Review: The Marksman

Review: The Marksman

I arrive at The Marksman ahead of schedule, despite a slow stroll up and down Hackney Road. There are a lot of brilliant food and drink operations dotted around this part of east London – if you’re ever in the area, you can choose from prized places such as Sager + Wilde, Morito and The Laughing Heart. Nestled unassumingly at the end of Columbia Road is Stingray Globe Café, a simple, thin-crust pizza place that I’ve admired for years, which is also incredible value for money. It’s all rather great.

But, yes, even after nosing around the front windows of all of these places, I still walk through the doors of Michelin’s Pub of the Year 2017 a good half an hour earlier than planned. I’m booked in for dinner, but also for a pre-dining chat with chef owners Tom Harris and Jon Rotheram. The duo are about to open up a new grab-and-go concept called bunshop, which will serve The Marksman’s fame-filled buns from a site in Market Halls next to Victoria station – they’re understandably keen to spread the word. But what my early arrival allowed for was one of the most entertaining accidental eavesdropping moments I’ve had in a long while.
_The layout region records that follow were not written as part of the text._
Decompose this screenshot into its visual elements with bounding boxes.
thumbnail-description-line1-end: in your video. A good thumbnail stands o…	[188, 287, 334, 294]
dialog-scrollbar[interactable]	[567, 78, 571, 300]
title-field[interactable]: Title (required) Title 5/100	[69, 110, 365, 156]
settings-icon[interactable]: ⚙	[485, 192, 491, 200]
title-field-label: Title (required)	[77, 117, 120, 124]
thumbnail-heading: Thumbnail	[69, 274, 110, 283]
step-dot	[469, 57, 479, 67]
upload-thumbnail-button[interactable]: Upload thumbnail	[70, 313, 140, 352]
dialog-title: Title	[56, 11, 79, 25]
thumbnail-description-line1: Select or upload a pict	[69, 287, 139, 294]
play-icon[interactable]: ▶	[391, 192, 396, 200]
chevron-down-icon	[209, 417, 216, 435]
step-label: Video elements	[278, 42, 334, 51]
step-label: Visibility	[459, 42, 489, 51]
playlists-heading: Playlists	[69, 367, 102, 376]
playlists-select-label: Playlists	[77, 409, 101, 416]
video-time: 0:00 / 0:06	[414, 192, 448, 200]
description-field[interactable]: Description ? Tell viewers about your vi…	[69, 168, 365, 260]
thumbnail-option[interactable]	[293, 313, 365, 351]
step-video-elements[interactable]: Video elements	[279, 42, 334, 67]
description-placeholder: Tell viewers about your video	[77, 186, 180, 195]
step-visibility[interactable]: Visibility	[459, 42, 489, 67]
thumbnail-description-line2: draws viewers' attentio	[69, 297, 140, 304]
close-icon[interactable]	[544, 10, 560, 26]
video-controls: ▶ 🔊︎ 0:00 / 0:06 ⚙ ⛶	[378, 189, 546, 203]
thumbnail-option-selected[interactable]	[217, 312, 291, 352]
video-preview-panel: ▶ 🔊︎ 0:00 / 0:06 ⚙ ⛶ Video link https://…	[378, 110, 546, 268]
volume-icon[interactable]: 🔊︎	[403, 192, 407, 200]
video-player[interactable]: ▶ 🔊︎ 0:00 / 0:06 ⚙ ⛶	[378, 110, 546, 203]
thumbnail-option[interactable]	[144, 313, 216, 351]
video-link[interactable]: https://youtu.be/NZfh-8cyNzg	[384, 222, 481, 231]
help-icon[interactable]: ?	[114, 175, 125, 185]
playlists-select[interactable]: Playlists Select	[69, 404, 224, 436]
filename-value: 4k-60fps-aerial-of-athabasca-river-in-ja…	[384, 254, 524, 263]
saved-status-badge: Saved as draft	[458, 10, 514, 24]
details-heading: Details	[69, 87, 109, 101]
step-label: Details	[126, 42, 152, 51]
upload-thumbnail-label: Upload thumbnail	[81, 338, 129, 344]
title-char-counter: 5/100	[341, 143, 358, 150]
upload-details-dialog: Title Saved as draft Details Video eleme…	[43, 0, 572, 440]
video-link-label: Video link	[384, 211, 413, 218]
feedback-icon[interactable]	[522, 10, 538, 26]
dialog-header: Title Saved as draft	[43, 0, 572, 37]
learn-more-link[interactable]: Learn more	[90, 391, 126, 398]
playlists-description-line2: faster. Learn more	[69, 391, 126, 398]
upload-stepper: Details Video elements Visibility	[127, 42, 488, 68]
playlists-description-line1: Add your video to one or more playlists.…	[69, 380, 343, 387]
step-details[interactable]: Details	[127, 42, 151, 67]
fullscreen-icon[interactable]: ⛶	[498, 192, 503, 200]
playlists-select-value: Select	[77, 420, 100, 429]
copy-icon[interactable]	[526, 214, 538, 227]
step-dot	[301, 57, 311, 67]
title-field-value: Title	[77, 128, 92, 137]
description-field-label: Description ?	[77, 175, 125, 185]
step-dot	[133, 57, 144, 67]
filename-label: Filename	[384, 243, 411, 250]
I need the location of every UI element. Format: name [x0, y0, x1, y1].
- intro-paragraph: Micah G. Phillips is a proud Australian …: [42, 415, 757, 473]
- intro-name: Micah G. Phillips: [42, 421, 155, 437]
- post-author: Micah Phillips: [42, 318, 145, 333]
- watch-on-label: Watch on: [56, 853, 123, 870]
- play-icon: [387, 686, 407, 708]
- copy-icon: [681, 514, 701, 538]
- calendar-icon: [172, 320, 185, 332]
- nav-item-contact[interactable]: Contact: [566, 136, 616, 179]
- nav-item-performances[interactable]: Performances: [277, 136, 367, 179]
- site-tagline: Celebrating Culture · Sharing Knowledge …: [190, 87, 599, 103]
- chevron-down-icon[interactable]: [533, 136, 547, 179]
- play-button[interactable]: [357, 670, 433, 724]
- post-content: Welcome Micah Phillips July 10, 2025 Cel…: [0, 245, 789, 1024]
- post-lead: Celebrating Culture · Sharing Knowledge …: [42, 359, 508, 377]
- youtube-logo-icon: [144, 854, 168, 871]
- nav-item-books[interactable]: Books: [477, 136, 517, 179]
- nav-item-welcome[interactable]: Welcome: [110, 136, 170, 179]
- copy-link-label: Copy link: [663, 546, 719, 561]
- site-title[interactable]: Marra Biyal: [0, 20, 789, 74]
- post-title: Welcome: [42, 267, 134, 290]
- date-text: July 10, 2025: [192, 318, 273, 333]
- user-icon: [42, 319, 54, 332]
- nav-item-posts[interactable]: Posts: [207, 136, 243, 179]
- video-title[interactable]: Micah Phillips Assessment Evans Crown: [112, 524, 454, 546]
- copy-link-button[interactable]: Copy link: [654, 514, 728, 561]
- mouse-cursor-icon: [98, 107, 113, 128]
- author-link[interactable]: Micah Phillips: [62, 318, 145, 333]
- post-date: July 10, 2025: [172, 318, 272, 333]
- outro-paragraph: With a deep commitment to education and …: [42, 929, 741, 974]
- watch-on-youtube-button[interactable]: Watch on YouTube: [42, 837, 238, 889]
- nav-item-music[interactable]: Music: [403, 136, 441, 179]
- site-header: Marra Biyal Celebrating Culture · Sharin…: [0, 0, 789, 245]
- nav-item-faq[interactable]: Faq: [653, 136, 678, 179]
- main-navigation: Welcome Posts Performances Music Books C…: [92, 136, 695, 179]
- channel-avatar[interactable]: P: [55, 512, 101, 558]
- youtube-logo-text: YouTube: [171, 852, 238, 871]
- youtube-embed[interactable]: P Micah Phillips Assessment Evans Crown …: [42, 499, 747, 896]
The Marksman, you see, is split into two levels – upstairs is a homely, stripped-back-style dining room where Harris and Rotheram’s incredible dishes are devoured by foodies all year round; downstairs, simply put, is an east-end pub. It’s a boozer. A battle cruiser. A place where the beer-drinking loyalists have been putting the world to rights long before these two chefs showed up. A place where every other word from this particular crowd was either ‘%*!$’ or ‘!!’ while trying to explain the precise role of West Ham’s wingbacks. It was both brilliant and refreshing. Too often a change of pub operation/style will alienate and drive away previously loyal customers, despite an operator insisting it won’t. Harris and Rotheram are currently running a traditional pub and a high-end eatery, and simultaneously attracting a variety of customers – it’s on-trade yin and yang at its finest.

After chatting to the duo over a pint of lager, courtesy of Brick Lane Brewing Co, we headed upstairs for dinner, leaving the bustle of the boozer below. The separation of pub and dining room is not too dissimilar to Michelin’s Pub of the Year 2018, The Pointer in Brill. That too keeps wet-led pub affairs on the ground floor, with a raised dining experience just a flight of stairs away. Saying that, I’m not sure the bar chat would be quite as expletive in the depths of leafy Buckinghamshire as it is here in east London.

Once seated, I gave one of the pub’s aperitifs a try – Cocchi Rosa, soda and lemon. It was probably more suited to a summer afternoon social, but was delicious nonetheless. My companion stuck with Brick Lane’s lager, which was a wiser decision when taking the appetisers into account. As we had discussed The Marksman’s famous buns so much already, it seemed almost obligatory to kick things off with these soft bundles of joy. For £5, this trademark appetiser arrives stuffed with beef and barley, served with a side of horseradish for dipping. Outrageously moreish. I’ll be first in line to try the other fillings as soon as the Market Halls site is open.

Our waitress gave such a passionate, detailed description of the sand carrots, flax seeds and salt lemon (£7) that to not order them would have been a waste of staff knowledge and training. Apparently the sandy soil in which they’re grown gives the carrots a perfect drainage, resulting in almost no core and a deep, vibrant flavour. They were delicious. As was the girolles and cured Tamworth on toast (£9). Our starters were complemented with a couple of glasses of Loxarel – Cora 2017, a Xarel lo/Muscat from Catalonia.

Had we not been there under a professional (i.e. try as much as humanly possible for the good of the review) capacity, then I imagine we would have taken on the Hereford T-bone, fried potato and anchovy, which is £65 for two people. However, professionals as we are, two main courses from land and sea were decided upon. My companion seemed delighted with his brill, mussels and sea beet main (£21), while my beef shin fell apart as easily as Mrs May’s latest proposal to Brussels. The beef (£18) was served with celeriac and turnip tops, but we also propped up the mains with a side of buttered cabbage (£5) and some fried potatoes, which came with an angelic caper mayonnaise. More of that with everything, please.

Our wonderful waitress soon returned and practically ordered us to order The Marksman’s brown butter and honey tart (£8). She informed us that this too was a bit of a trademark dish that wasn’t to be missed. How right she was. The whole experience reduced us to communicate in nothing more than agreeable groans and elongated vowels. There was nothing else to be said. As we made our way back downstairs and towards the exit, I mentioned to general manager Andrew just how good the dessert was. “With the amount of butter in that thing,” he replied, “it @**!ing well should be.” What a beautifully befitting way to depart from one of the best boozers in town.